# Video of Dooby ringing!



## Plukie (Aug 26, 2007)

Ok, I'm not going to flood you out with every little thing that Dooby does, honestly, but I just wanted to show you this little clip. Oh one other thing, Dooby never, ever, ever, sings outside of her cage.................untill today, she hasn't shut up since she woke up this morning, she's in her play tree whistling and singing, ringing like the phone and generally going for it in a big way.......I'm beginning to think that Dooby is a HE....I'm sort of 60/40 at the moment. LOL. Anyway, this is the clip. You will have to listen, the last couple of things she does is the "Dooby, Dooby Dooobyyyy!" sound, then the phone ringing!


----------



## Bea (Jul 26, 2007)

He sure is noisy!!!  Sounds like he has a lot to talk about. Last night i had Bailee making sounds in my ear for TWO AND A HALF HOURS.


----------



## Plukie (Aug 26, 2007)

Oh my goodness!!! I couldn't possibly have Dooby singing right in my ear....(s)he's so loud!!!

Of course Bailee can do no wrong though, he's a little darling!!


----------



## Bea (Jul 26, 2007)

Plukie said:


> Oh my goodness!!! I couldn't possibly have Dooby singing right in my ear....(s)he's so loud!!!


I'm sure he'll get the hang of singing in your ear in no time.  If he's as clever as Bailee he'll take great pleasure in sticking his beak right in your ear hole and then making the most unpleasant sound he knows.


----------



## Plukie (Aug 26, 2007)

How about the grinding beak sound..........that's a winner with me, it sets my teeth on edge every time. LOL.


----------



## Bea (Jul 26, 2007)

Plukie said:


> How about the grinding beak sound..........that's a winner with me, it sets my teeth on edge every time. LOL.
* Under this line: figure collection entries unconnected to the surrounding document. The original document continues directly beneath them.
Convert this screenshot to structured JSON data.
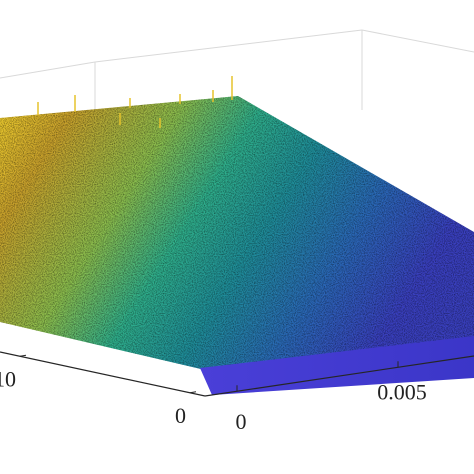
{
  "chart_data": {
    "type": "surface",
    "xticks": [
      0,
      0.005
    ],
    "yticks": [
      0,
      10
    ]
  }
}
Oh i love that sound, it's happy tiel sound!


----------



## Plukie (Aug 26, 2007)

Is it really? Oh that is nice to know, wow, Dooby must be ecstatic!! LOL!


----------



## Bea (Jul 26, 2007)

Yeah, birds will grind their beaks when they're happy and content.  Mine usually do it when they've exhausted their energy and are sitting on my shoulder ready for a nap.


----------



## birdieness (Jul 28, 2007)

Aww great video. Dooby sure has a lot to talk about. At lease this video made mine be quite for the time being.


----------



## Laura (Jul 30, 2007)

Only 60/40....LOL Come on now try 100....


----------



## Rosie (Aug 27, 2007)

How cute! I love the sound that he makes at 40 seconds, cute!


----------